Vespertine chef Jordan Kahn cooking at his Culver City restaurant in 2017.
(Allen J. Schaben / Los Angeles Times )

He connects parallels: “She cooks from what’s inside of her. And when I cook from what’s inside of me, it doesn’t look like what you think it should look like. I can only follow my own voice.”

He’s still mulling whether to create a Cuban menu during the shutdown. “It’s tricky,” he says, “because it’s really a sacred cuisine to me.” We’re more likely to see handmade to-go containers from compostable ingredients, a problem he’s fixated on solving.

The culinary journey to the Yucatán sprang from his Cuban heritage; part of his family there came originally from Quintana Roo, and he traveled to the Yucatán with kin when sanctions on Cuba lifted last decade. This part of the world has been percolating in him for years now. Destroyer is named for the asteroid or comet that created the Chicxulub crater, now buried underneath the peninsula. “I thought it might be a nice nod to do some cooking for my ancestors,” he says.

Have these culinary side trips to the South and Mexico been fulfilling? Kahn tells me he’s received plenty of wonderful feedback. “When guests email to say it’s felt like a surprise — made them think or it made them giggle — or made for a momentary escape, I’ve been like, OK, we’re on the right path, because a place like Vespertine is meant to be escapist. We don’t talk about culture or locavorism because, even though that’s all in there, the experience is not about anything other than your journey.”

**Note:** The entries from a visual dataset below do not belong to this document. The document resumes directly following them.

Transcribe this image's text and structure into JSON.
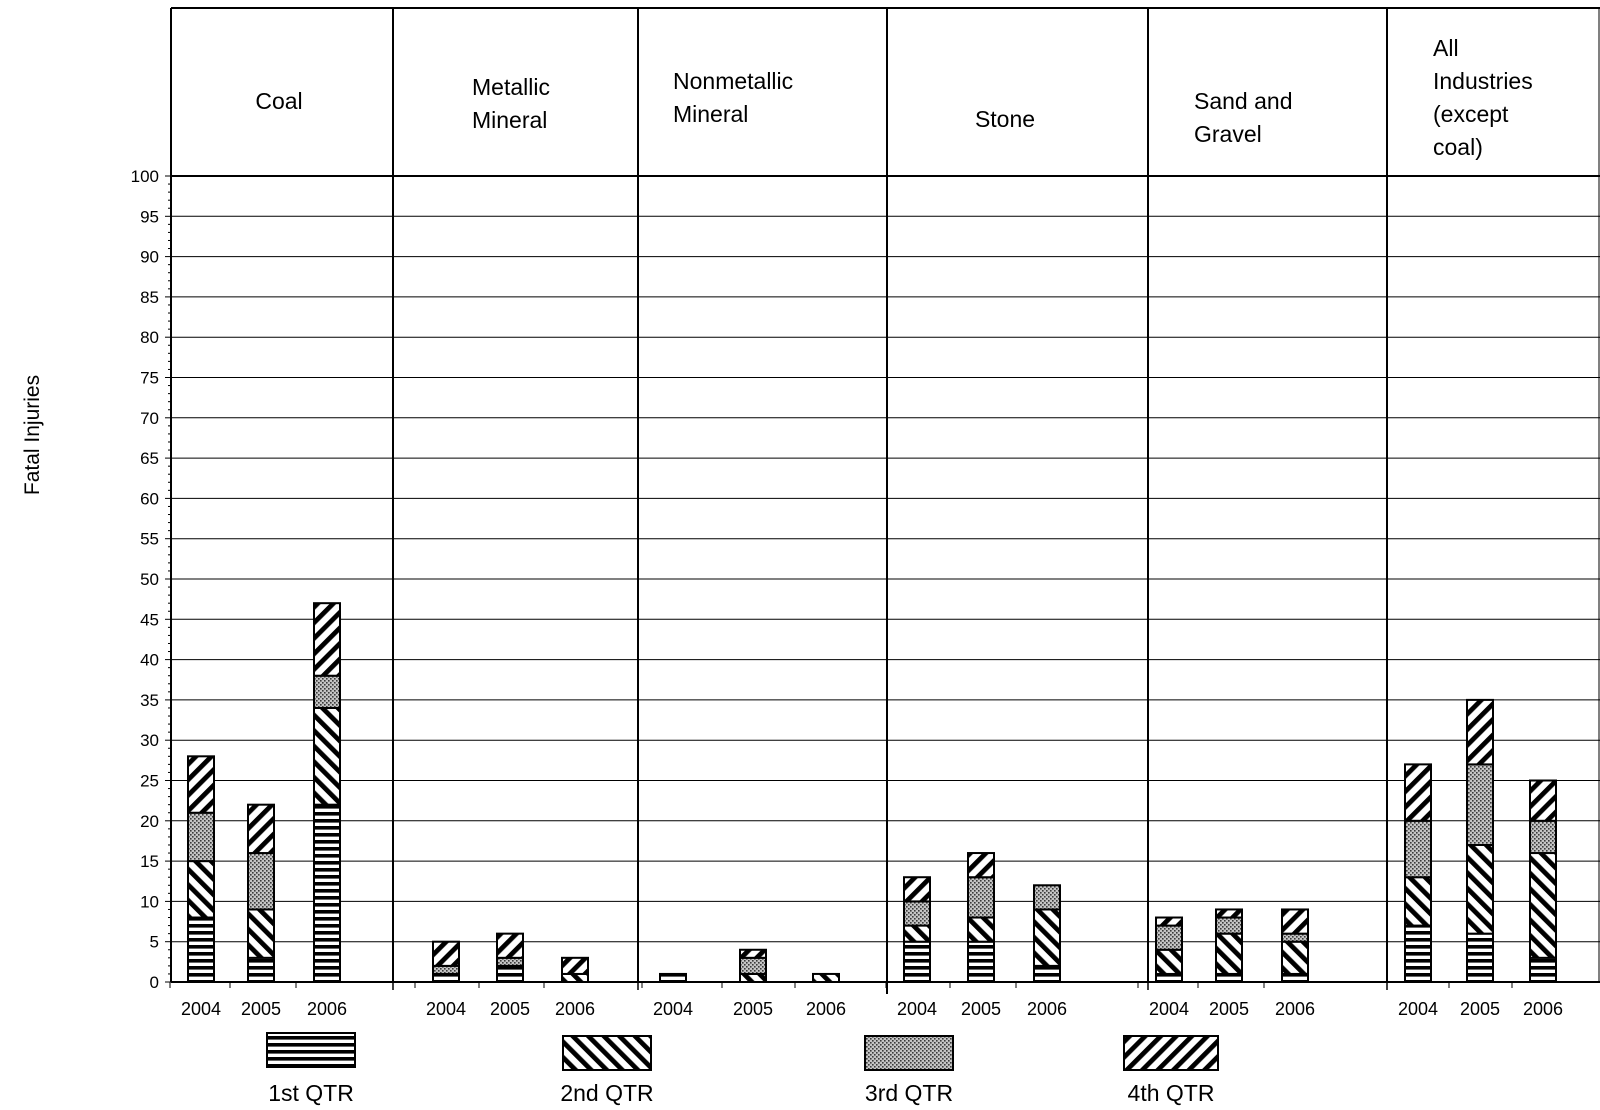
{
  "chart_data": {
    "type": "bar",
    "stacked": true,
    "ylabel": "Fatal Injuries",
    "xlabel": "",
    "ylim": [
      0,
      100
    ],
    "yticks": [
      0,
      5,
      10,
      15,
      20,
      25,
      30,
      35,
      40,
      45,
      50,
      55,
      60,
      65,
      70,
      75,
      80,
      85,
      90,
      95,
      100
    ],
    "grid": true,
    "legend_position": "bottom",
    "series": [
      {
        "name": "1st QTR",
        "pattern": "horizontal-stripes"
      },
      {
        "name": "2nd QTR",
        "pattern": "diagonal-backslash"
      },
      {
        "name": "3rd QTR",
        "pattern": "dotted"
      },
      {
        "name": "4th QTR",
        "pattern": "diagonal-slash"
      }
    ],
    "groups": [
      {
        "name": "Coal",
        "categories": [
          "2004",
          "2005",
          "2006"
        ],
        "values": [
          [
            8,
            7,
            6,
            7
          ],
          [
            3,
            6,
            7,
            6
          ],
          [
            22,
            12,
            4,
            9
          ]
        ]
      },
      {
        "name": "Metallic Mineral",
        "categories": [
          "2004",
          "2005",
          "2006"
        ],
        "values": [
          [
            1,
            0,
            1,
            3
          ],
          [
            2,
            0,
            1,
            3
          ],
          [
            0,
            1,
            0,
            2
          ]
        ]
      },
      {
        "name": "Nonmetallic Mineral",
        "categories": [
          "2004",
          "2005",
          "2006"
        ],
        "values": [
          [
            1,
            0,
            0,
            0
          ],
          [
            0,
            1,
            2,
            1
          ],
          [
            0,
            1,
            0,
            0
          ]
        ]
      },
      {
        "name": "Stone",
        "categories": [
          "2004",
          "2005",
          "2006"
        ],
        "values": [
          [
            5,
            2,
            3,
            3
          ],
          [
            5,
            3,
            5,
            3
          ],
          [
            2,
            7,
            3,
            0
          ]
        ]
      },
      {
        "name": "Sand and Gravel",
        "categories": [
          "2004",
          "2005",
          "2006"
        ],
        "values": [
          [
            1,
            3,
            3,
            1
          ],
          [
            1,
            5,
            2,
            1
          ],
          [
            1,
            4,
            1,
            3
          ]
        ]
      },
      {
        "name": "All Industries (except coal)",
        "categories": [
          "2004",
          "2005",
          "2006"
        ],
        "values": [
          [
            7,
            6,
            7,
            7
          ],
          [
            6,
            11,
            10,
            8
          ],
          [
            3,
            13,
            4,
            5
          ]
        ]
      }
    ]
  }
}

With the popularity of his takeout efforts, which have all eventually sold out, Kahn hasn’t furloughed a single employee; he’s kept them all at their previous pay rates. It’s clear through our whole talk, though, that however he may be funneling his personal sensibilities into these menus, he really wants to get back to his calling — to serving meals inside the building. He’s happy I’ve been uplifted by his recent cooking but he would much rather I’d called to discuss an indecipherable Vespertine dish I was still puzzling over.

I ask him about the place of artists in a fractured world. He bristles at the pretentious overtones of the A-word but considers the question. “What I think about a lot with what we do here ... it’s not about ‘restaurants.’ It’s not about food. It’s not about chefs, not about farmers or foraging or plates or techniques or any of this. It’s about the connection. An artist can take something and articulate an emotion that strikes you so perfectly right when you need it.”

Yes. With Frogmore stew brought home in a paper bag — and maybe soon with edible gravel and moons of Saturn made from buttercream, consumed inside a magic tower.